Book Review: Mastering Regular Expressions

reviewed by Danny R. Faught
published in the Dallas/Fort Worth Unix Users Group Newsletter, March, 2002


A review of the book Mastering Regular Expressions, Jeffrey E. F. Friedl, O'Reilly & Associates, Inc., 1997, ISBN 1-56592-257-3, 7th printing

This book has been on my reading list for a while, and I finally got around to tackling it to help with writing a section on regular expressions in a training course that I developed. What are regular expressions? According to the Perl regular expressions tutorial, "A regular expression is simply a string that describes a pattern." In a scripting language, text editor, and in a few other types of tools, these patterns can help you match text. You can pull apart pieces of the matched text for further processing, and if you'd like, you can replace parts of the text. That's a very general description of a very general tool that has uses in just about any text processing task.

I've used regular expressions ("regexes" for short) for many different things, such as automated test code that checks program output against expected results, in CGI scripts that handle forms on my web page, and in my email filter. A single regex can replace dozens of lines of code that do parsing. Regexes are very compact and powerful, but that compactness also leads many people to complain that they're difficult to understand after you've written them. Regexes are combinations of /, \, ^, $, (, and many other punctuation characters, along with ordinary letters and numbers. The most extreme example, on the last page of the book, is a 6600 character monstrosity that looks somewhat like a photo mosaic when viewed from a distance. However, the book gives some techniques for making regexes more understandable, such as embedding comments, and storing pieces of a complex regex in variables and then splicing them together.

To appreciate the book, you'll need to have some programming experience, or some other background that steels you for the task of reading dense jumbles of arcane symbols. The first three chapters are an introduction to regexes. Beginners may not make it past this section, but that's okay, because the book is worth the purchase just for the first three chapters.

The second section, chapters four and five, discusses details about regexes. Luckily, the author doesn't dive into the computational theories behind regular expressions (if he did, we'd find that our regular expressions aren't so regular after all).
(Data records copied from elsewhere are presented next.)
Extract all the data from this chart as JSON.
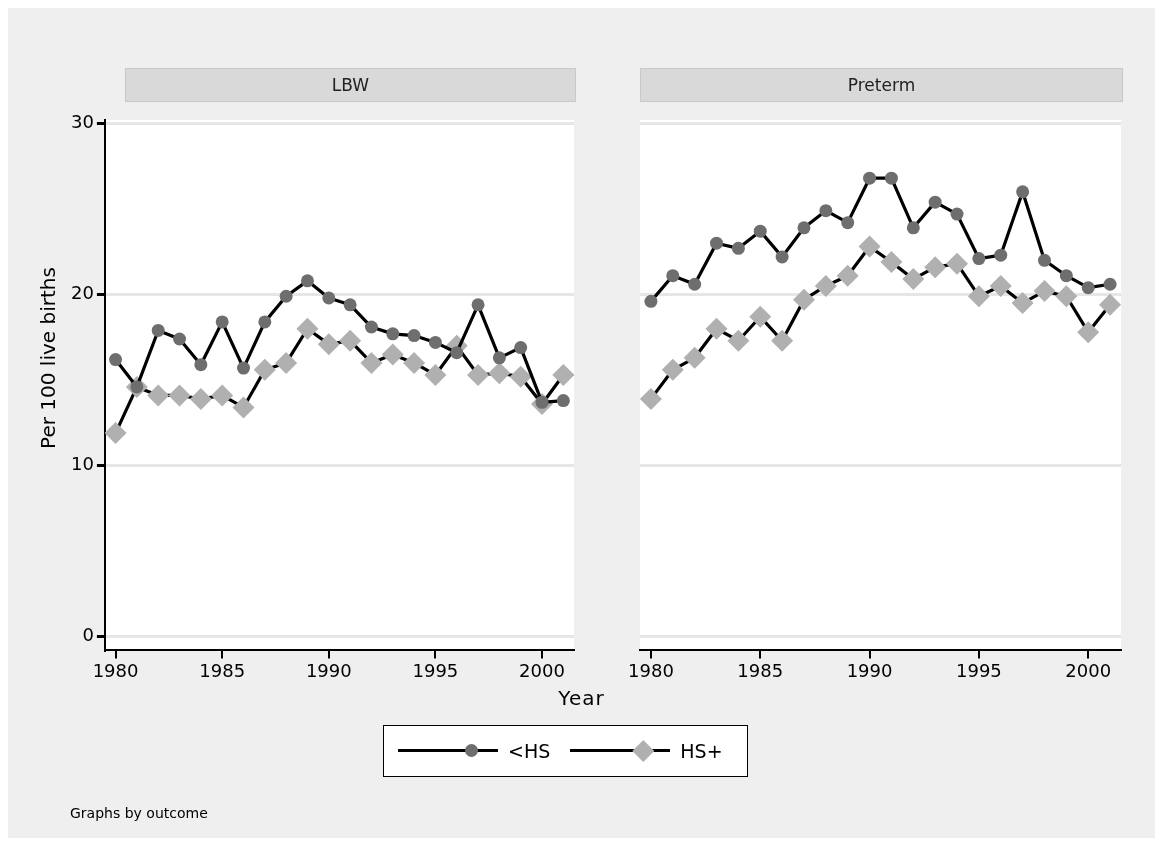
{
  "chart_data": [
    {
      "type": "line",
      "title": "LBW",
      "xlabel": "Year",
      "ylabel": "Per 100 live births",
      "legend": "bottom",
      "grid": "y",
      "line_style": "solid",
      "annotations": [
        "Graphs by outcome"
      ],
      "xlim": [
        1979.5,
        2001.5
      ],
      "xticks": [
        1980,
        1985,
        1990,
        1995,
        2000
      ],
      "ylim": [
        -0.8,
        30.2
      ],
      "yticks": [
        0,
        10,
        20,
        30
      ],
      "x": [
        1980,
        1981,
        1982,
        1983,
        1984,
        1985,
        1986,
        1987,
        1988,
        1989,
        1990,
        1991,
        1992,
        1993,
        1994,
        1995,
        1996,
        1997,
        1998,
        1999,
        2000,
        2001
      ],
      "series": [
        {
          "name": "<HS",
          "color": "#6e6e6e",
          "marker": "circle",
          "values": [
            16.2,
            14.6,
            17.9,
            17.4,
            15.9,
            18.4,
            15.7,
            18.4,
            19.9,
            20.8,
            19.8,
            19.4,
            18.1,
            17.7,
            17.6,
            17.2,
            16.6,
            19.4,
            16.3,
            16.9,
            13.7,
            13.8
          ]
        },
        {
          "name": "HS+",
          "color": "#b0b0b0",
          "marker": "diamond",
          "values": [
            11.9,
            14.6,
            14.1,
            14.1,
            13.9,
            14.1,
            13.4,
            15.6,
            16.0,
            18.0,
            17.1,
            17.3,
            16.0,
            16.5,
            16.0,
            15.3,
            17.0,
            15.3,
            15.4,
            15.2,
            13.6,
            15.3
          ]
        }
      ]
    },
    {
      "type": "line",
      "title": "Preterm",
      "grid": "y",
      "line_style": "solid",
      "tick_labels": "x",
      "xlim": [
        1979.5,
        2001.5
      ],
      "xticks": [
        1980,
        1985,
        1990,
        1995,
        2000
      ],
      "ylim": [
        -0.8,
        30.2
      ],
      "yticks": [
        0,
        10,
        20,
        30
      ],
      "x": [
        1980,
        1981,
        1982,
        1983,
        1984,
        1985,
        1986,
        1987,
        1988,
        1989,
        1990,
        1991,
        1992,
        1993,
        1994,
        1995,
        1996,
        1997,
        1998,
        1999,
        2000,
        2001
      ],
      "series": [
        {
          "color": "#6e6e6e",
          "marker": "circle",
          "values": [
            19.6,
            21.1,
            20.6,
            23.0,
            22.7,
            23.7,
            22.2,
            23.9,
            24.9,
            24.2,
            26.8,
            26.8,
            23.9,
            25.4,
            24.7,
            22.1,
            22.3,
            26.0,
            22.0,
            21.1,
            20.4,
            20.6
          ]
        },
        {
          "color": "#b0b0b0",
          "marker": "diamond",
          "values": [
            13.9,
            15.6,
            16.3,
            18.0,
            17.3,
            18.7,
            17.3,
            19.7,
            20.5,
            21.1,
            22.8,
            21.9,
            20.9,
            21.6,
            21.8,
            19.9,
            20.5,
            19.5,
            20.2,
            19.9,
            17.8,
            19.4
          ]
        }
      ]
    }
  ]
}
Even so, this is pretty deep stuff. The third section, chapters six and seven, give details about using regexes in particular tools. Chapter seven, on Perl, comprises a full third of the book.

The scripting language that's the undisputed regex champion is my favorite language, Perl. The book focuses on Perl. However, there's also reasonable coverage of other tools such as egrep, awk, tcl, GNU Emacs, plus some mentions of vi, sed, lex, Python, and Expect. There are many differences in the regex implementation among these tools, some obvious and others very subtle. This book is the best reference for sorting through the differences. This is especially useful if you're getting confused when using more than one of these tools at a time, or if you learned regexes in one tool and you're getting surprising results using another.

The author tells me that he's working on an update to the book because some aspects of it are dated. "The real meat of the book -- Chapters 4 and 5 -- is as valid and useful as ever, but some of the specifics have changed. Python and TCL, for example, have changed their engines to be more Perl like," said Friedl. This means that much of the Perl-specific information will be shifted to the parts of the book are aren't tool-specific.

Even accomplished script hackers are usually humbled by the masterful and comprehensive treatment of regexes that this book provides. I have been using regexes for years, and I was surprised, not so much by the advanced features that I mostly knew were there and just hadn't had the need to learn yet, but actually by the gotchas that exist even in simple expressions.

Like most O'Reilly books, this book is associated with the type of animal that is shown on the cover. The author says on his web page that this is the "Hip Owls Book," distinguishing his book from the other O'Reilly owl book, Learning the UNIX Operating System.

Tracking down further information from the author was not easy. All three URLs given in the appendix are defunct. Further searching turned up a pile of additional URLs that are also mostly defunct. Finally I found what looks like a home page for the book at http://public.yahoo.com/~jfriedl/regex/. This page includes a comprehensive list of errata, and an updated "About the Author" blurb, which mentions that Friedl went to work for Yahoo. I also found an interview of Friedl at amazon.com, done in 1997.

The bottom line? Beginners who have some appreciation for program code will benefit from reading the first three chapters and using the rest of the book as a reference when needed. Experts who read the book all the way through will come away with their tails between their legs, significantly smarter about all the things that regular expressions can do, and quite a bit more wary about how they can get themselves into trouble.